When they occupy positions of political power they want to reign supreme for as long as possible and do not want to prepare a successor. This is why most institutions fail because they lack a great transition and succession plan as their leaders want to hang on to power as long as they can.
There are many leadership training programmes that focus on emotional intelligence, humility, and self-awareness, three critical characteristics of great leaders. However, humility is difficult to teach although people argue one can learn to be humble.
In my experience, people with great confidence, high emotional intelligence, empathy, self-criticism, and self-awareness, self-analysis, who venture out of their comfort zone and take calculated risks tend to realise how little they know in the grand scheme of things are humble because they realise they can learn from anyone, including children and those they lead.
Although politicians sometimes do not have sufficient time to learn to be great leaders, their handlers must help them become better and give them tools to manage their blind spots. They should consider employing 360-degree assessments and getting a personal coach to work through issues especially those that prevent them from being great leaders.
In the film Invictus, Nelson Mandela, played by Morgan Freeman demonstrates the transformative power of leadership through humility, listening and embracing advice, inclusive leadership, leading by example, admitting mistakes, embracing criticisms, and weaknesses, building trust and confidence, reconciliation, strategic vision, effective communication, resilience in the face of adversity and extreme provocation.
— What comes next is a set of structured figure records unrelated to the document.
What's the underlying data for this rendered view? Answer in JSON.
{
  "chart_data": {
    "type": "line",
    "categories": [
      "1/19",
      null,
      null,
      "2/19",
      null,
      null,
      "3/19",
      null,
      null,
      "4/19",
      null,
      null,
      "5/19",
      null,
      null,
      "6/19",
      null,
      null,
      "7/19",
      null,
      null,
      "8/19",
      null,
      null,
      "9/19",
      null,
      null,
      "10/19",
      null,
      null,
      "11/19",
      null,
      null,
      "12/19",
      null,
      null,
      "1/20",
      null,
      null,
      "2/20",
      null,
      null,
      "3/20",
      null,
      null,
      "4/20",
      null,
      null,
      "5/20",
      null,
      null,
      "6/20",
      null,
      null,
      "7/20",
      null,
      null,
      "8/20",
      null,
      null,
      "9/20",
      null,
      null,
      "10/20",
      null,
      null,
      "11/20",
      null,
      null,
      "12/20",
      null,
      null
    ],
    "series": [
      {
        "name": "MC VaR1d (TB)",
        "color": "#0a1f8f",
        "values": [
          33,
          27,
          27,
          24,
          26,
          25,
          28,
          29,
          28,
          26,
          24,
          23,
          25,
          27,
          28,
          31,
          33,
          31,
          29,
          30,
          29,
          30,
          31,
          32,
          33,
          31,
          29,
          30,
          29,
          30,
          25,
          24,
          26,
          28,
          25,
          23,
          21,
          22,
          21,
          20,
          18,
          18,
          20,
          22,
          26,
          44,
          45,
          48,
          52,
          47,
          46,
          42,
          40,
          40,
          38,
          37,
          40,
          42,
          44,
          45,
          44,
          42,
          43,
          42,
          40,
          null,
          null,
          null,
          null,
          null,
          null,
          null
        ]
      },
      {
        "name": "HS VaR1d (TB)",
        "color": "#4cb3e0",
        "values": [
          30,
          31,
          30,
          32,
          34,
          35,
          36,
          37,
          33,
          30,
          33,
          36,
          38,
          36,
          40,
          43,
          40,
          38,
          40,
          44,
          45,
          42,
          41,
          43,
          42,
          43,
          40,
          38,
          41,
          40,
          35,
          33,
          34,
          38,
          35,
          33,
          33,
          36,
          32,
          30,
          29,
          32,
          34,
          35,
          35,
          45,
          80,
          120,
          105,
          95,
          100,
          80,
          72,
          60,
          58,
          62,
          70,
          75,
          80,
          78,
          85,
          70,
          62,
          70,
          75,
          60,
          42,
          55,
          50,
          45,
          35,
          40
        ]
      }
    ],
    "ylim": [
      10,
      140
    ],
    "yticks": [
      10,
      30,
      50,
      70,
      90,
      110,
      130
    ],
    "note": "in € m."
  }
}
Thinking and working for the benefit and interests of others, putting others before self, and working for the greater good are vital components of great leadership. Self-praise, hubris, and special treatment when it is convenient undermine good leadership and must be resisted by all means.
It is important to live by the same rules and standards you expect of or from your team. Leadership means, therefore, leading from the back, front, and sides and from the middle when the situation calls for it and being secure enough to allow others shine and acknowledge them when they do good.
Finally, great leaders ensure effective and efficient communication, and positive attitudes/energy, and wherever there is no consensus people can differ in civility, respect and integrity. A negative attitude is like a punctured tire, you must change it before you can move forward.